The Great Elector was a tireless worker. He encouraged industry and agriculture, drained marshes, and built the Frederick William Canal, joining the Oder with the Elbe. When the revocation of the Edict of Nantes caused so many Huguenots to leave France, the Great Elector's warm invitation attracted to Brandenburg some 20,000, who were settled around Berlin and who gave French genius as well as French names to their adopted country. The capital city, which at the Great Elector's accession numbered barely 8000, counted at his death a population of over 20,000.

[Sidenote: Brandenburg-Prussia a "Kingdom," 1701]

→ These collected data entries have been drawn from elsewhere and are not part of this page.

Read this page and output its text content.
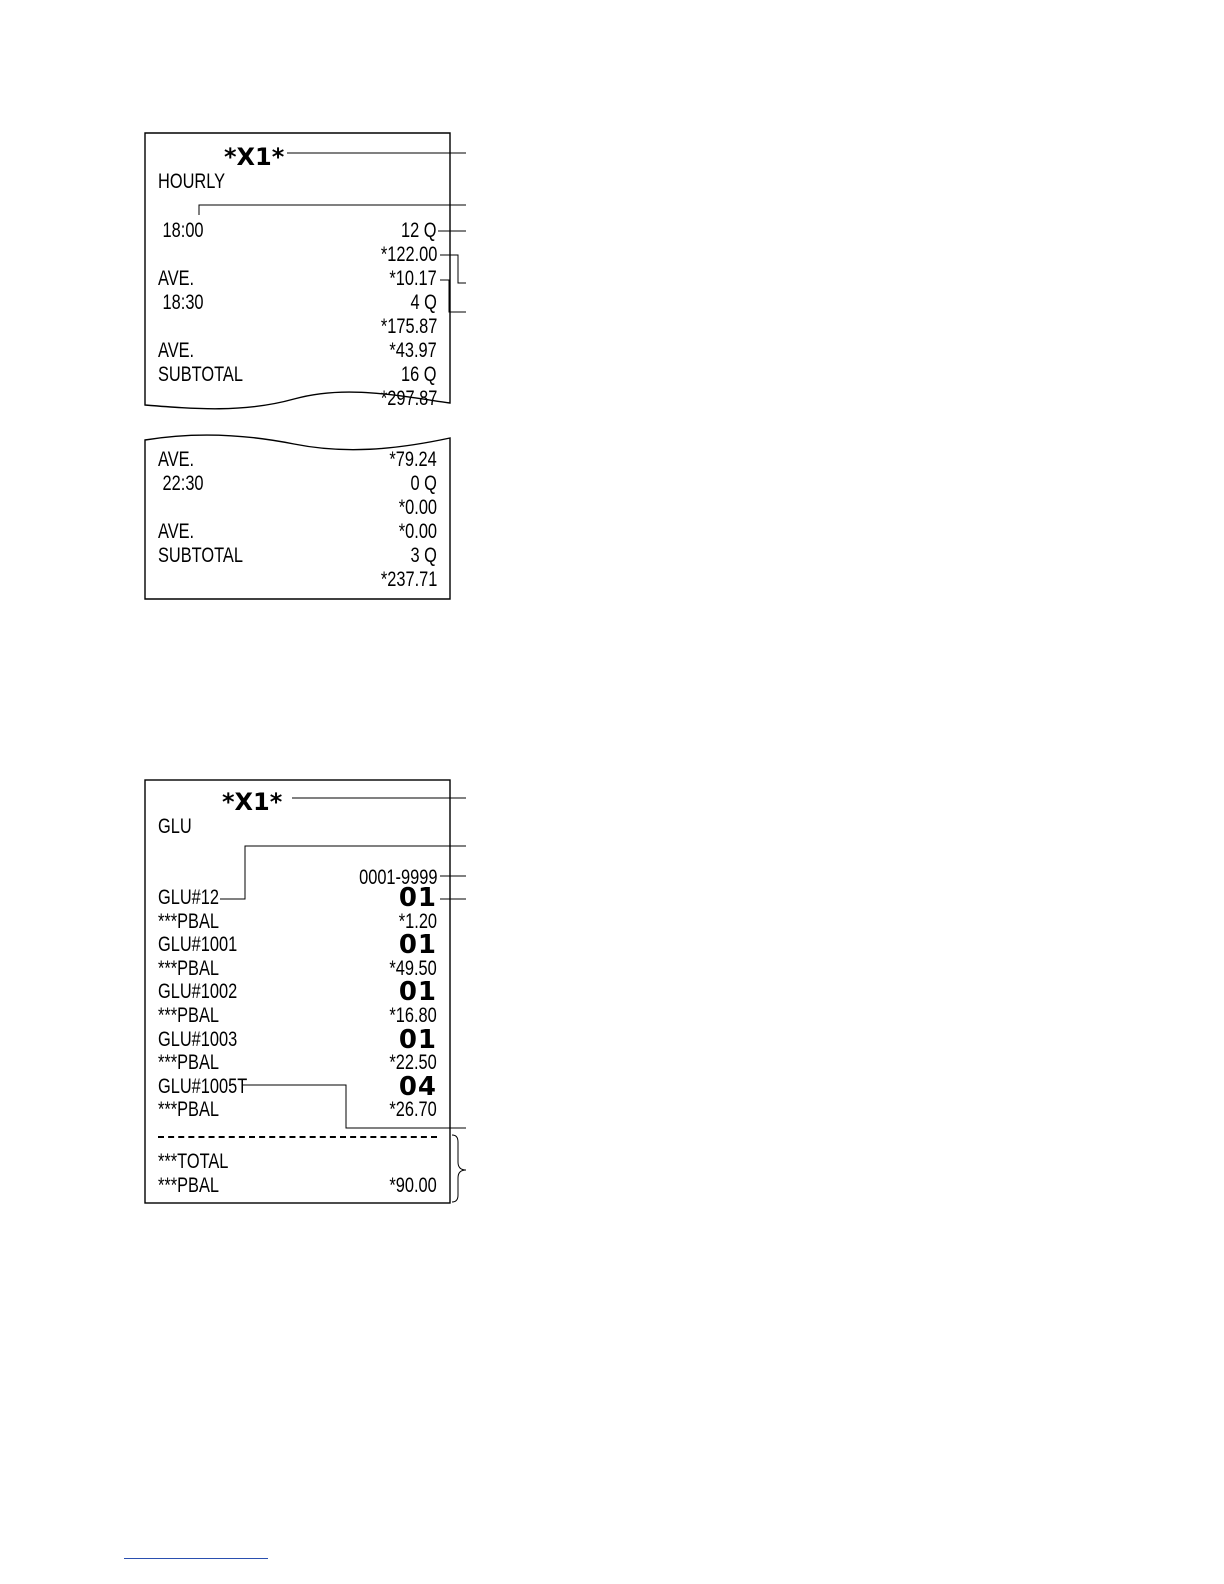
*X1*
HOURLY
18:00	12 Q
*122.00
AVE.	*10.17
18:30	4 Q
*175.87
AVE.	*43.97
SUBTOTAL	16 Q
*297.87
AVE.	*79.24
22:30	0 Q
*0.00
AVE.	*0.00
SUBTOTAL	3 Q
*237.71
*X1*
GLU
0001-9999
GLU#12	01
***PBAL	*1.20
GLU#1001	01
***PBAL	*49.50
GLU#1002	01
***PBAL	*16.80
GLU#1003	01
***PBAL	*22.50
GLU#1005T	04
***PBAL	*26.70
***TOTAL
***PBAL	*90.00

Brandenburg-Prussia was already an important monarchy, but its ruler was not recognized as "king" until 1701, when the Emperor Leopold conferred upon him that title in order to enlist his support in the War of the Spanish Succession. In 1713, by the treaty of Utrecht, the other European powers acknowledged the title. It was Prussia, rather than Brandenburg, which gave its name to the new kingdom, because the former was an entirely independent state, while the latter was a member of the Holy Roman Empire. Thereafter the "kingdom of Prussia" [Footnote: At first the Hohenzollern monarch assumed the title of king in Prussia, because West Prussia was still a province of the kingdom of Poland. Gradually, however, under Frederick William I (1713-1740), the popular appellation of "king of Prussia" prevailed over the formal "king in Prussia." West Prussia was definitely acquired in 1772 (see below, p. 387).] designated the combined territories of the Hohenzollern family.

Prussia rose rapidly in the eighteenth century. She shared with Austria the leadership of the Germanies and secured a position in Europe as a first-rate power. This rise was the result largely of the efforts of Frederick William I (1713-1740).

[Sidenote: King Frederick William I, 1713-1740]

King Frederick William was a curious reversion to the type of his grandfather: he was the Great Elector over again with all his practical good sense if without his taste for diplomacy. His own ideal of kingship was a paternal despotism, and his ambition, to use most advantageously the limited resources of his country in order to render Prussia feared and respected abroad. He felt that absolutism was the only kind of government consonant with the character of his varied and scattered dominions, and he understood in a canny way the need of an effective army and of the closest economy which would permit a relatively small kingdom to support a relatively large army. Under Frederick William I, money, military might, and divine-right monarchy became the indispensable props of the Hohenzollern rule in Prussia.

By a close thrift that often bordered on miserliness King Frederick William I managed to increase his standing army from 38,000 to 80,000 men, bringing it up in numbers so as to rank with the regular armies of such first-rate states as France or Austria. In efficiency, it probably surpassed the others. An iron discipline molded the Prussian troops into the most precise military engine then to be found in Europe, and a staff of officers, who were not allowed to buy their commissions, as in many European states, but who were appointed on a merit basis, commanded the army with truly professional skill and devoted loyalty.

In civil administration, the king persevered in the work of centralizing the various departments. A "general directory" was intrusted with the businesslike conduct of the finances and gradually evolved an elaborate civil service—the famous Prussian bureaucracy, which, in spite of inevitable "red tape," is notable to this day for its efficiency and devotion to duty. The king endeavored to encourage industry and trade by enforcing up-to-date mercantilist regulations, and, although he repeatedly expressed contempt for current culture because of what he thought were its weakening tendencies, he nevertheless prescribed compulsory elementary education for his people.

King Frederick William, who did so much for Prussia, had many personal eccentricities that highly amused Europe. Imbued with patriarchal instincts, he had his eye on everybody and everything. He treated his kingdom as a schoolroom, and, like a zealous schoolmaster, flogged his naughty subjects unmercifully. If he suspected a man of possessing adequate means, he might command him to erect a fine residence so as to improve the appearance of the capital. If he met an idler in the streets, he would belabor him with his cane and probably put him in the army. And a funny craze for tall soldiers led to the creation of the famous Potsdam Guard of Giants, a special company whose members must measure at least six feet in height, and for whose service he attracted many foreigners by liberal financial offers: it was the only luxury which the parsimonious king allowed himself.